American literary magazine

A Public Space is an independent nonprofit publisher of an eponymous literary and arts magazine and book imprint. The organization's magazine, A Public Space, is a triannual, English-language literary journal based in Brooklyn, New York. First circulated in April 2006, A Public Space publishes fiction, poetry, essays, and visual art. The magazine's Focus portfolios have examined the writing of a different country each issue, covering the literature of Japan, Russia, and Peru in Issues 1-3. In 2018, A Public Space launched its book imprint, A Public Space Books, which publishes around three titles a year.

==History and profile==
The magazine was founded in 2006 by Brigid Hughes, former Executive Editor of The Paris Review. The magazine is published triannually. In its debut issue in 2006, Hughes stated that the journal's mission was to be “A literary forum for the stories behind the news, a fragment of an overheard conversation, a peek at the novel the person next to you on the subway is reading, the life you invent for the man in front of you at the supermarket checkout line. Ideas and stories about the things that confront us, amuse us, confound us, intrigue us.”

The magazine has been described as having a "focus on experimentation," seeking "hybrid, genre-bending, miscellaneous pieces that might struggle to find a home in more mainstream journals."

Authors such as Marilynne Robinson, Jesmyn Ward, Haruki Murakami, Charles D'Ambrosio, Rick Moody, Anna Deavere Smith, Kelly Link, Sreyash Sarkar, Daniel Alarcón, Juan Manuel Chavez, Santiago Roncagliolo, Miguel Gutierrez, Jillian Weise, Keith Lee Morris, Jonathan Lethem, Martha Cooley, Anne Carson, Delia Falconer, David Levi Strauss, Nam Le, Ander Monson, Maile Chapman, Antoine Wilson, Kimiko Hahn, and Garth Greenwell have all contributed.

==Awards==
A Public Space was named Best New Literary Magazine by The Village Voice in December 2006. In 2011, Brigid Hughes received the PEN/Nora Magid Award for Magazine Editing for "her commitment to quality literature and for her larger purpose." In 2018, the magazine received the inaugural Whiting Literary Magazine Prize in the print category for its "gorgeously curated collection we experience as a cabinet of wonders."

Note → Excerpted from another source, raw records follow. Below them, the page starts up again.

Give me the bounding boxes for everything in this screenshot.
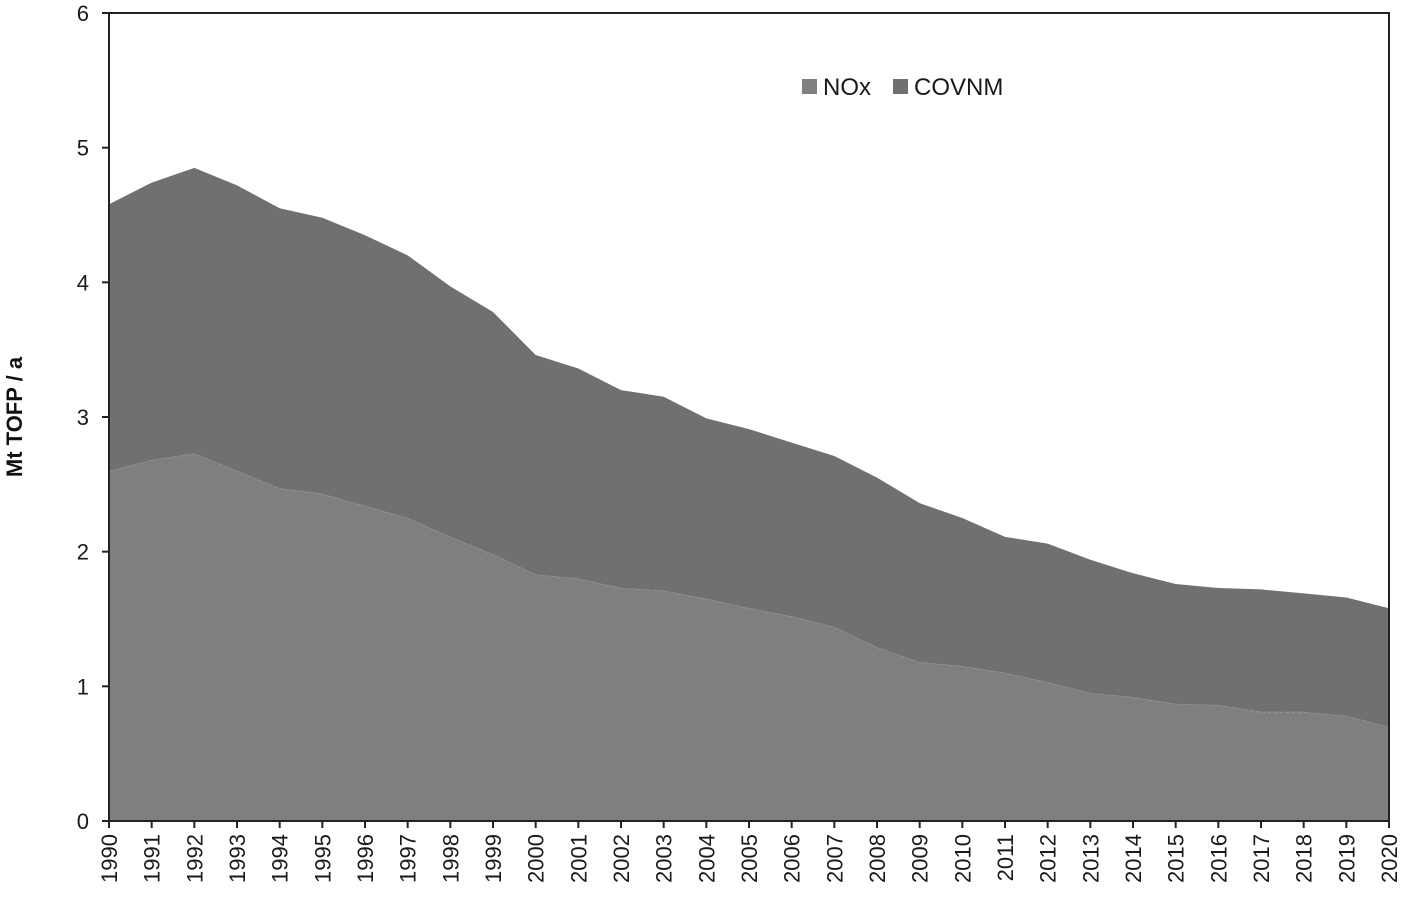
x-tick-label: 2004 xyxy=(694,834,719,883)
x-tick-label: 2008 xyxy=(865,834,890,883)
x-tick-label: 2019 xyxy=(1334,834,1359,883)
x-tick-label: 1992 xyxy=(182,834,207,883)
y-tick-label: 2 xyxy=(77,540,89,565)
x-tick-label: 1999 xyxy=(481,834,506,883)
x-tick-label: 1991 xyxy=(140,834,165,883)
y-tick-label: 4 xyxy=(77,270,89,295)
y-axis: 0 1 2 3 4 5 6 xyxy=(77,1,109,834)
x-tick-label: 2009 xyxy=(908,834,933,883)
legend: NOx COVNM xyxy=(802,74,1003,101)
x-tick-label: 2000 xyxy=(524,834,549,883)
x-tick-label: 1998 xyxy=(438,834,463,883)
y-tick-label: 1 xyxy=(77,674,89,699)
series-boundary-line xyxy=(108,452,1390,728)
area-nox xyxy=(109,453,1389,821)
x-axis: 1990 1991 1992 1993 1994 1995 1996 1997 1998 1999… xyxy=(97,821,1402,883)
x-tick-label: 1997 xyxy=(396,834,421,883)
x-tick-label: 2016 xyxy=(1206,834,1231,883)
x-tick-label: 2002 xyxy=(609,834,634,883)
x-tick-label: 1990 xyxy=(97,834,122,883)
x-tick-label: 2007 xyxy=(822,834,847,883)
x-tick-label: 2017 xyxy=(1249,834,1274,883)
chart-areas xyxy=(108,167,1390,821)
x-tick-label: 2015 xyxy=(1164,834,1189,883)
x-tick-label: 2003 xyxy=(652,834,677,883)
x-tick-label: 1994 xyxy=(268,834,293,883)
legend-label-covnm: COVNM xyxy=(914,74,1003,101)
y-tick-label: 6 xyxy=(77,1,89,26)
y-tick-label: 5 xyxy=(77,136,89,161)
legend-label-nox: NOx xyxy=(823,74,871,101)
x-tick-label: 2001 xyxy=(566,834,591,883)
x-tick-label: 1996 xyxy=(353,834,378,883)
x-tick-label: 2020 xyxy=(1377,834,1402,883)
x-tick-label: 2012 xyxy=(1036,834,1061,883)
legend-swatch-nox xyxy=(802,79,817,94)
x-tick-label: 2014 xyxy=(1121,834,1146,883)
y-axis-title: Mt TOFP / a xyxy=(2,356,27,477)
x-tick-label: 2005 xyxy=(737,834,762,883)
x-tick-label: 2013 xyxy=(1078,834,1103,883)
x-tick-label: 2006 xyxy=(780,834,805,883)
x-tick-label: 2018 xyxy=(1292,834,1317,883)
legend-swatch-covnm xyxy=(893,79,908,94)
y-tick-label: 0 xyxy=(77,809,89,834)
x-tick-label: 1993 xyxy=(225,834,250,883)
y-tick-label: 3 xyxy=(77,405,89,430)
x-tick-label: 2010 xyxy=(950,834,975,883)
area-covnm xyxy=(109,167,1389,727)
x-tick-label: 2011 xyxy=(993,834,1018,881)
x-tick-label: 1995 xyxy=(310,834,335,883)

In 2023, two authors from A Public Space Books received national and international recognition. Ada Zhang was named a National Book Foundation 5 Under 35 honoree for her debut story collection The Sorrows of Others (A Public Space Books), and Arinze Ifeakandu was awarded the Dylan Thomas Prize for his debut story collection God's Children Are Little Broken Things (A Public Space Books).

In 2026, Mahreen Sohail was awarded a PEN/Faulkner Award for Fiction for her debut story collection Small Scale Sinners (A Public Space Books).